Numerous other holdings of Pennsylvania courts are in accord. See, e.g. Zimmer v. Mitchell & Ness, 385 A.2d 437 (Pa. Super. 1978), affirmed per curiam, 416 A.2d 1010 (Pa. 1980) (upholding release of liability language in rental agreement for ski equipment); Kotovsky v. Ski Liberty Operating Corp., 603 A.2d 633 (Pa. Super. 1992), allocator denied, 609 A.2d 168 (Pa. 1992) (upholding release of liability language in agreement signed by ski race participant); Makar v. Wilderness Recreations, 124 Civil 1993, C.P. Monroe, affirmed 664 A.2d 1066 (Pa. Super. 1995) (barring snowmobile operator who signed release from bringing claim for injuries from accident in which snowmobile went through safety fence); Macioce v. Camelback Ski Corp., No. 20 Civil 1999, (C.P. Monroe, O’Brien, J., May 10, 1999) (barring snowtubing customer *576who signed release from bringing suit for injuries suffered when snowtube traveled down cliff and through mesh netting). See Hathi v. Camelback Ski Corp., No. 5704 Civil 2007 (C.P. Monroe, Miller, J., August 24, 2010) (upholding release where snowtuber sustained injury in falling out of tube, allegedly due to Camelback’s negligence relating to placement of protective hay bales). Federal court decisions have also found exculpatory releases valid under Pennsylvania law. See Savarese v. Camelback Ski Corp., 417 F. Supp. 2d 663 (M.D. Pa. 2005) (granting summary judgment for Camelback where plaintiff unable to mount lift chair due to raised seat was struck and injured by lift chair, but had signed waiver); Ruocco v. Camelback Ski Resort, Civil No: 3: CV-02-0393(M.D.Pa. 2003) (granting summary judgment where plaintiff skied off one of the slopes, off the trail and struck a tree, but had signed a release).
In conclusion, the release was a valid exculpatory agreement under Pennsylvania law and the claim brought in the complaint was covered by its reach. Skiers and snowboarders who sign such releases therefore take on both the risks of the sport and the risk that the provider of the facilities may not properly maintain the area and the lifts. Summary judgment will be granted accordingly.
ORDER
And now, December 17, 2010, upon consideration of the parties’ briefs and arguments. Defendants’ motion for summary judgment is granted.

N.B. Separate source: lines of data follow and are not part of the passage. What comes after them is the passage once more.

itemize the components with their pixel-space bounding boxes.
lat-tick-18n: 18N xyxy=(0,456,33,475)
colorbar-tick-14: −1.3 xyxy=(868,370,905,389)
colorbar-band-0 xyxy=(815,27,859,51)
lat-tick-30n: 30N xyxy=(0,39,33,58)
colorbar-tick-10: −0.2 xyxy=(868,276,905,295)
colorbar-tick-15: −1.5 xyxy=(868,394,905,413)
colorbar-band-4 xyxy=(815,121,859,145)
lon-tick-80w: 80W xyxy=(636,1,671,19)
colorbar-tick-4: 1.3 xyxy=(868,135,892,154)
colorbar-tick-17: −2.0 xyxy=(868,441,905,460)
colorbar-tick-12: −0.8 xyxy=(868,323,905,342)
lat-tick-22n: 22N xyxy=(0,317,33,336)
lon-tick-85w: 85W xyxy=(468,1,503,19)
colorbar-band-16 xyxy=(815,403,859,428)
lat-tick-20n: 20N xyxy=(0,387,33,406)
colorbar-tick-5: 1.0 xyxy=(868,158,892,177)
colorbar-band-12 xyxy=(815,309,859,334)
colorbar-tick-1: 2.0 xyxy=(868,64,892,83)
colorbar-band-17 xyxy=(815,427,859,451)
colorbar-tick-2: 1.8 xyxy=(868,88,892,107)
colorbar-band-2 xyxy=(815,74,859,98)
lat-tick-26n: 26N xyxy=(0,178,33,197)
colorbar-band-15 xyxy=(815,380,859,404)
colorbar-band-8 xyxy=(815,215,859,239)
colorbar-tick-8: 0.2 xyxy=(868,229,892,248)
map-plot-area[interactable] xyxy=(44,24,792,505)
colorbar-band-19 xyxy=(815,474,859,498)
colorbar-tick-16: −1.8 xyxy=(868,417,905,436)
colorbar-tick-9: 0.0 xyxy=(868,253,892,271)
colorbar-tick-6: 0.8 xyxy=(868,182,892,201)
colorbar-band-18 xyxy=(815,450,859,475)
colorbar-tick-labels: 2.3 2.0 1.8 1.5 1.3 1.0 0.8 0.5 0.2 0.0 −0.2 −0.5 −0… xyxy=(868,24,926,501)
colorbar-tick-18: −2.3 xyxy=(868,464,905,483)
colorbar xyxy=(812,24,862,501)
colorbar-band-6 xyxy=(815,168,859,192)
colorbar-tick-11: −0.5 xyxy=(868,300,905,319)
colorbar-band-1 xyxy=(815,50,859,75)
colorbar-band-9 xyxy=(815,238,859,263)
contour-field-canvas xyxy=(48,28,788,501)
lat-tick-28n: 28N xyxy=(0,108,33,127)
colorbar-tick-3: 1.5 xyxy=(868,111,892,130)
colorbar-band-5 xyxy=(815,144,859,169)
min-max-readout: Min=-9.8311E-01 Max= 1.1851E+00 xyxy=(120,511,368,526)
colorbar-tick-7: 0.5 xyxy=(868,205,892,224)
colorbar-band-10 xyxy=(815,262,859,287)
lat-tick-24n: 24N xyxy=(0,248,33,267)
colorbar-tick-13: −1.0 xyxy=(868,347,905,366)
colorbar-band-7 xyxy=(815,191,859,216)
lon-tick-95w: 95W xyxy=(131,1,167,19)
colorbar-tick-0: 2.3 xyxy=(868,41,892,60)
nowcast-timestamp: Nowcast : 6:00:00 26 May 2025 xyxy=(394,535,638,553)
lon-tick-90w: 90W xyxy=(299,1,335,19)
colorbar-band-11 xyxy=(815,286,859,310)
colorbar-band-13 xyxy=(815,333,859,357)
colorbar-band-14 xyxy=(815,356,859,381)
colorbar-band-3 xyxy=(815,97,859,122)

. It must be noted that the Yacoub court stated that the hospital could have filed a preliminary objection to request a more specific pleading and it chose not to do so. However, the court held that the complaint was sufficiently specific to provide the hospital with notice of the appellant’s claims even though the purported agents or ostensible agents were not identified by name. Id.